Humpty Dumpty dates back many centuries. It is believed that the character was originally a cannon used during the English Civil War when it was damaged and impossible to repair. It could also be a reference to King Richard III or it may have come from an ancient Swedish tale.
The nursery rhyme goes as follows:
Humpty Dumpty sat on a wall, / Humpty Dumpty had a great fall; / All the King’s horses / And all the King’s men, / Couldn’t put Humpty together again.
Humpty Dumpty and Richard III
The character, shown in modern representations as an egg, can be a reference to King Richard III, who reigned briefly around the late fifteenth century after his brother’s passing. He is said to have gotten rid of his own nephews to usurp the throne. But the plan didn’t last long, and Henry Tudor overthrew him in 1485 after an arduous battle.
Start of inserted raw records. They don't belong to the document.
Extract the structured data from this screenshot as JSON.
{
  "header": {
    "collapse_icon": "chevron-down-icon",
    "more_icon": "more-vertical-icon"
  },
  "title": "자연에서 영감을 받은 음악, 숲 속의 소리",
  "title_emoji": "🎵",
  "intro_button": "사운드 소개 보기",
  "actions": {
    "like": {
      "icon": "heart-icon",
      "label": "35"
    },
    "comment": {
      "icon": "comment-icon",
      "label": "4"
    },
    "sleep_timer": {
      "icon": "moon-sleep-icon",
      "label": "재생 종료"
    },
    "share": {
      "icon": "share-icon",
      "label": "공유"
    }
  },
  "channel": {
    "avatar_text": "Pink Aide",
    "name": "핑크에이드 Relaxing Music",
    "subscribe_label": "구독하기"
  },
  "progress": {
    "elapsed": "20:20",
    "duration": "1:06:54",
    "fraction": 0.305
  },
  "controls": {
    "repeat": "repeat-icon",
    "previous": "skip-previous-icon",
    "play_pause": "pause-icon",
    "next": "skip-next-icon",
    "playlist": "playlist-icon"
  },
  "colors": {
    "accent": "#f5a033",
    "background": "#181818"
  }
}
Richard III suffered from scoliosis, a condition that made his back arch. The horse he rode during a battle against Henry Tudor was called “Wall.” So yeah, Humpty Dumpty (a name that could be referencing a hunchback) fell from a wall (not a wall, but a horse) at the historical battle of Bosworth Field. However, the word “humpback” didn’t exist yet. As a matter of fact, the rhyme doesn’t really mention an egg.
Humpty Dumpty in Fairy Tales
Some think Humpty Dumpty’s tale does not come from King Richard III but from a Swedish character, later mentioned by Hans Christian Andersen and the Grimm Brothers in the 19th century. It also appeared in Through the Looking Glass by Lewis Carroll, a sequel to Alice in Wonderland, where Humpty Dumpty holds a philosophical conversation with Alice. This was the first time it was actually presented as an egged-shaped creature.
In James Joyce’s Finnegans Wake, “The Ballad of Persse O’Reilly” mentions Humpty Dumpty as a reference to The Fall of Man:
Have you heard of one Humpty Dumpty / How he fell with a roll and a rumble / And curled up like Lord Olofa Crumple / By the butt of the Magazine Wall, /Of the Magazine Wall, / Hump, helmet and all?
Humpty Dumpty, the Cannon
It happened during the Fall of Colchester, when the town went under siege in 1648, in the middle of the English Civil War. Jack Thompson sat on the wall with a cannon called “Humpty Dumpty” and used it to attack the Parliamentarian troops. The cannon was big and heavy, so it fell to the ground. Many men tried to lift it back to no avail and, eventually, Colchester was forced to surrender.
The rhyme, then, could be a sad song about the Fall of Colchester, which did happen. But no evidence links Humpty Dumpty and the historical event.